Credit: Reuters/Uriel Sinai/Pool
UNITED NATIONS |
Thu Sep 1, 2011 3:58pm EDT
UNITED NATIONS (Reuters) - A long-awaited U.N. report on a May 2010 Israeli raid on a Gaza-bound ship that killed nine Turks says that Israel's blockade of the Gaza Strip was legal, the New York Times reported on Thursday.
The report by a panel of investigators, which was due to be released on Friday but was leaked in full to the Times, also said that Israeli commandos faced "organized and violent resistance from a group of passengers."
It also had some criticism of Israel. It said the amount of force used by the Israelis on board the Mavi Marmara, the largest in a flotilla of six ships that the crew said were delivering aid to Palestinians in the Gaza Strip, was "excessive and unreasonable."
The release of the so-called Palmer report was delayed repeatedly to allow for Israeli-Turkish rapprochement talks. Washington has been concerned at the rift between two countries that had been strategic partners in an increasingly stormy Middle East.
The report, prepared by a U.N. panel headed by former New Zealand Prime Minister Geoffrey Palmer, was originally expected to be completed in February.
But the Turks and Israelis were never able to reach an agreement on what happened and what the conclusions of the report should be, diplomats and U.N. officials said.
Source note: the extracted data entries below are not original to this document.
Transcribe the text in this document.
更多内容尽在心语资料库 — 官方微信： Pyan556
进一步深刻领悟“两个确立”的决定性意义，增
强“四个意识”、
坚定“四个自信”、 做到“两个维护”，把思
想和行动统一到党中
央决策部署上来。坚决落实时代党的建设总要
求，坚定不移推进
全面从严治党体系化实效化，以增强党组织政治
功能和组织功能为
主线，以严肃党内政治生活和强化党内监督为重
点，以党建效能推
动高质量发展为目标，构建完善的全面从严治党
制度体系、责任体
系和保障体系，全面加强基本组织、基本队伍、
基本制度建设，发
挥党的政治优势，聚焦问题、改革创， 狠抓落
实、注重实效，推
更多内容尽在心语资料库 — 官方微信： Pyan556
As a result, one U.N. official said, the report is not a "consensus document."
Israel, however, expressed some satisfaction.
"The bottom line is that the Israeli actions were legal," a senior Israeli official told Reuters on condition of anonymity. "It (the report) says the naval blockade was legal under international law."
It is also significant that the report confirmed Israel's right to search ships in international waters, the official said. He said he hoped Israel and Turkey could put the flotilla incident behind them and rebuild their once-strong ties.
"I hope that we (Israel and Turkey) can ... go forward forward in our relationship," he said.
The Israeli foreign ministry, however, declined to provide any official reaction to the report.
"We will only make a public comment once the report is officially released," ministry spokesman Yigal Palmor said.
Turkey's U.N. mission had no immediate reaction either.
Ankara has demanded that Israel apologize for the raid, but the Israeli government has made clear it will not issue a formal apology.
Prime Minister Benjamin Netanyahu has voiced regret over the killings, and Defense Minister Ehud Barak, a centrist in the conservative coalition government, has stirred debate inside the cabinet by proposing Israel offer a diluted apology in hope of restoring ties with Turkey, once an important Muslim ally.
Barak had also thought such a step would help indemnify Israel's navy personnel against lawsuits abroad.
Israel calls its Gaza blockade a precaution against arms reaching Hamas and other Palestinian guerrillas by sea. Palestinians and their supporters say the blockade is illegal collective punishment, a view some U.N. officials have echoed.